Distributional analysis of 1,584 occurrences across 394 literary texts suggests ME behaves more like an operational parameter — scalar, manipulable, storable, transferable. The evidence is suggestive but not conclusive: ME's verbal profile isn't unique among abstract nouns.
ME-LAM₂ ≠ Light
The "radiance" of ME (melammu) is not in the light semantic cluster. Its nearest neighbors are ni₂ (terror), dul (to cover), and izi (fire). It's a radiative emanation that causes physical reactions — closer to an energy field than to brightness.
NAM-ERIM₂ ≠ "Wickedness"
Conventionally translated as "wickedness" or "evil," nam-erim₂'s nearest embedding neighbor is Ištaran (god of justice), followed by di (judgment) and ka-aš (oath). It's a juridical concept — oath-violation, not moral evil.
NAM-TAG ≠ "Sin"
Conventionally "sin/transgression." But nam-tag is heavy (dugud, 23%), releasable (du₈, 16%), and universal — "never was a child without nam-tag born from its mother." Closer to karmic weight than moral failing.
INANA = Holy, Not Warrior
Attention probing reveals Inana's dominant trait: kug (pure/holy) at 0.96 attention weight — nearly saturated.
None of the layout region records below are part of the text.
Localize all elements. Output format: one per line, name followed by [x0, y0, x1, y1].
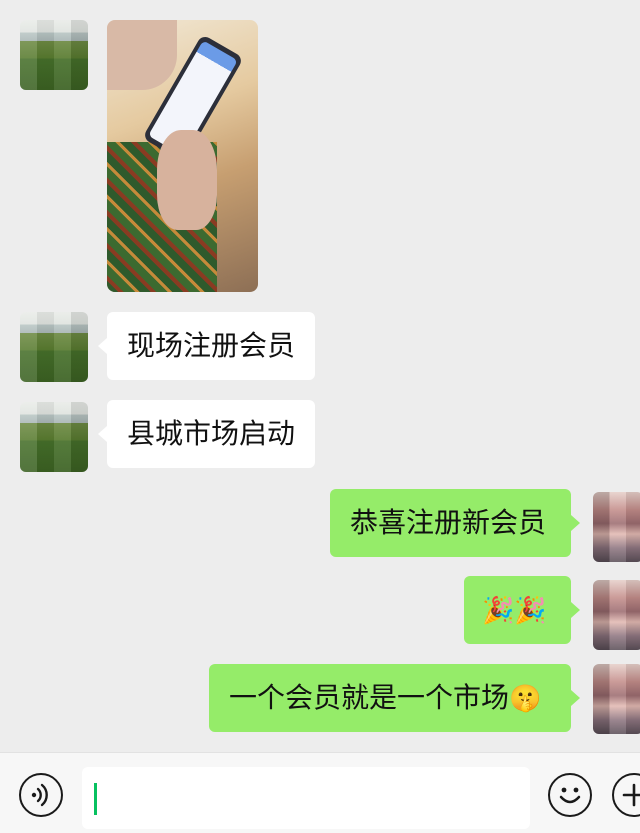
message-bubble-outgoing[interactable]: 恭喜注册新会员 [330, 489, 580, 557]
emoji-button[interactable] [548, 773, 592, 817]
sender-avatar[interactable] [20, 20, 88, 90]
input-bar [0, 752, 640, 833]
plus-icon [622, 783, 640, 806]
my-avatar[interactable] [593, 492, 640, 562]
message-text: 现场注册会员 [127, 329, 296, 362]
my-avatar[interactable] [593, 580, 640, 650]
message-text: 县城市场启动 [127, 417, 296, 450]
chat-area[interactable]: 现场注册会员 县城市场启动 恭喜注册新会员 🎉🎉 一个会员就是一个市场🤫 [0, 0, 640, 752]
sender-avatar[interactable] [20, 312, 88, 382]
my-avatar[interactable] [593, 664, 640, 734]
voice-icon [31, 783, 48, 806]
message-text: 一个会员就是一个市场 [229, 681, 510, 714]
voice-button[interactable] [19, 773, 63, 817]
message-bubble-incoming[interactable]: 县城市场启动 [97, 400, 316, 468]
message-bubble-outgoing[interactable]: 一个会员就是一个市场🤫 [209, 664, 580, 732]
message-bubble-outgoing[interactable]: 🎉🎉 [464, 576, 580, 644]
text-caret [94, 783, 97, 815]
sender-avatar[interactable] [20, 402, 88, 472]
photo-message[interactable] [107, 20, 258, 292]
photo-hand [157, 130, 217, 230]
photo-arm [107, 20, 177, 90]
party-popper-emoji: 🎉🎉 [482, 596, 547, 626]
smiley-icon [559, 787, 580, 803]
shushing-emoji: 🤫 [509, 684, 542, 714]
message-text: 恭喜注册新会员 [350, 506, 547, 539]
more-button[interactable] [612, 773, 640, 817]
message-input[interactable] [82, 767, 530, 829]
message-bubble-incoming[interactable]: 现场注册会员 [97, 312, 316, 380]
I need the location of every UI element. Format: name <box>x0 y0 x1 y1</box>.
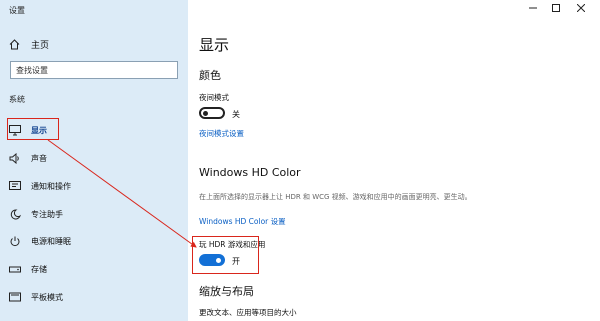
hdr-description: 在上面所选择的显示器上让 HDR 和 WCG 视频、游戏和应用中的画面更明亮、更… <box>199 193 472 201</box>
sidebar-item-power[interactable]: 电源和睡眠 <box>9 234 71 248</box>
main-pane: 显示 颜色 夜间模式 关 夜间模式设置 Windows HD Color 在上面… <box>188 0 600 321</box>
maximize-icon <box>552 4 560 12</box>
home-icon <box>9 38 20 49</box>
speaker-icon <box>9 152 19 164</box>
sidebar-item-label: 声音 <box>31 153 47 163</box>
sidebar-item-focus-assist[interactable]: 专注助手 <box>9 207 63 221</box>
sidebar-item-label: 存储 <box>31 264 47 274</box>
close-button[interactable] <box>574 2 588 14</box>
search-placeholder: 查找设置 <box>16 65 48 75</box>
section-label: 系统 <box>9 95 25 104</box>
hdr-toggle-label: 玩 HDR 游戏和应用 <box>199 240 266 249</box>
night-light-label: 夜间模式 <box>199 93 229 102</box>
sidebar-item-label: 电源和睡眠 <box>31 236 71 246</box>
hdr-toggle[interactable] <box>199 254 225 266</box>
sidebar-item-label: 平板模式 <box>31 292 63 302</box>
layout-heading: 缩放与布局 <box>199 285 254 298</box>
night-light-settings-link[interactable]: 夜间模式设置 <box>199 128 244 139</box>
color-heading: 颜色 <box>199 69 221 82</box>
moon-icon <box>10 208 21 219</box>
sidebar-item-sound[interactable]: 声音 <box>9 151 47 165</box>
hdr-toggle-state: 开 <box>232 257 240 266</box>
close-icon <box>577 4 585 12</box>
sidebar-item-storage[interactable]: 存储 <box>9 262 47 276</box>
tablet-icon <box>9 292 21 301</box>
night-light-toggle[interactable] <box>199 107 225 119</box>
hdr-heading: Windows HD Color <box>199 166 301 179</box>
sidebar-item-label: 显示 <box>31 125 47 135</box>
notification-icon <box>9 180 21 190</box>
sidebar-item-tablet-mode[interactable]: 平板模式 <box>9 290 63 304</box>
power-icon <box>10 236 20 246</box>
home-label: 主页 <box>31 40 50 51</box>
sidebar-item-display[interactable]: 显示 <box>9 123 47 137</box>
night-light-state: 关 <box>232 110 240 119</box>
monitor-icon <box>9 124 21 135</box>
minimize-icon <box>529 7 537 9</box>
minimize-button[interactable] <box>526 2 540 14</box>
sidebar-item-label: 专注助手 <box>31 209 63 219</box>
search-input[interactable]: 查找设置 <box>10 61 178 79</box>
sidebar-home[interactable]: 主页 <box>9 37 49 51</box>
toggle-knob <box>203 111 208 116</box>
hdr-settings-link[interactable]: Windows HD Color 设置 <box>199 216 286 227</box>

The warrior and sexual narratives are present but secondary. The statistical texture of the corpus says: Inana is first and foremost ritually pure.
NAM-LUGAL = Physical Insignia
Kingship in Sumerian isn't abstract virtue or divine mandate. The model attends to gu-za (throne, 0.10), aga (crown, 0.06), barag (dais, 0.05). NAM-LUGAL is a set of transferable objects — whoever holds the insignia holds the kingship.
Method
Corpus Assembly
394 ETCSL literary texts + 1,000 SumTablets literary + 72,873 ETCSANS annotated + 82,452 SumTablets. Master corpus: 526,030 sentences, 5M tokens, 194K unique forms. Literary subset: 66K sentences, 8,868 vocabulary.
Distributional Analysis
PMI co-occurrence matrices, morphological decomposition, frequency analysis. No Akkadian translations consulted — let the Sumerian speak.
Word Embeddings
Skip-Gram Word2Vec (100d, window=5) trained on combined literary corpus. 8,868 vocabulary, 66,212 sentences. Reveals semantic clusters invisible to close reading.
Visualization
t-SNE and UMAP dimensionality reduction map the full semantic space into 2D. Color-coded by category: ME, NAM- compounds, divine names, light terms, spatial terms.
Language Model
6.8M parameter GPT-2 style transformer (4 layers, 4 heads, 256d) trained from scratch on 348K literary tokens. Generates Sumerian text, predicts missing words in damaged tablets, and provides independent validation of distributional findings.
Attention Probing
Extract and analyze attention weights from all 16 heads (4 layers × 4 heads) of the trained GPT across 60+ terms. Reveals what the model has learned to associate with each word — a third independent method confirming or challenging distributional findings.
Tools
Word Explorer
Search 8,868 words — semantic neighbors, similarity scores, usage examples.
Language Model
6.8M param GPT — generates Sumerian text and predicts missing words in damaged tablets.
Attention Probing
What the neural network sees — explore attention patterns across 60+ terms.
Constellation Map
Navigate 500+ words as a force-directed galaxy. Click any star to explore its connections.
Corpus Browser
Dictionary of 2,945 words with glosses, POS, collocations, and usage in 394 texts.
Text Reader
Inana's Descent with computational annotations. Hover any term for conventional vs. distributional reading.
Semantic Map
8,868 Sumerian words projected into 2D. Each dot is a word; proximity = semantic similarity. Use the search box to find specific terms. Key terms are highlighted by default.
Translation Distortions
The Akkadian translations consistently convert operational Sumerian concepts into static ones. The dynamism — scalar, manipulable, transferable — is systematically flattened.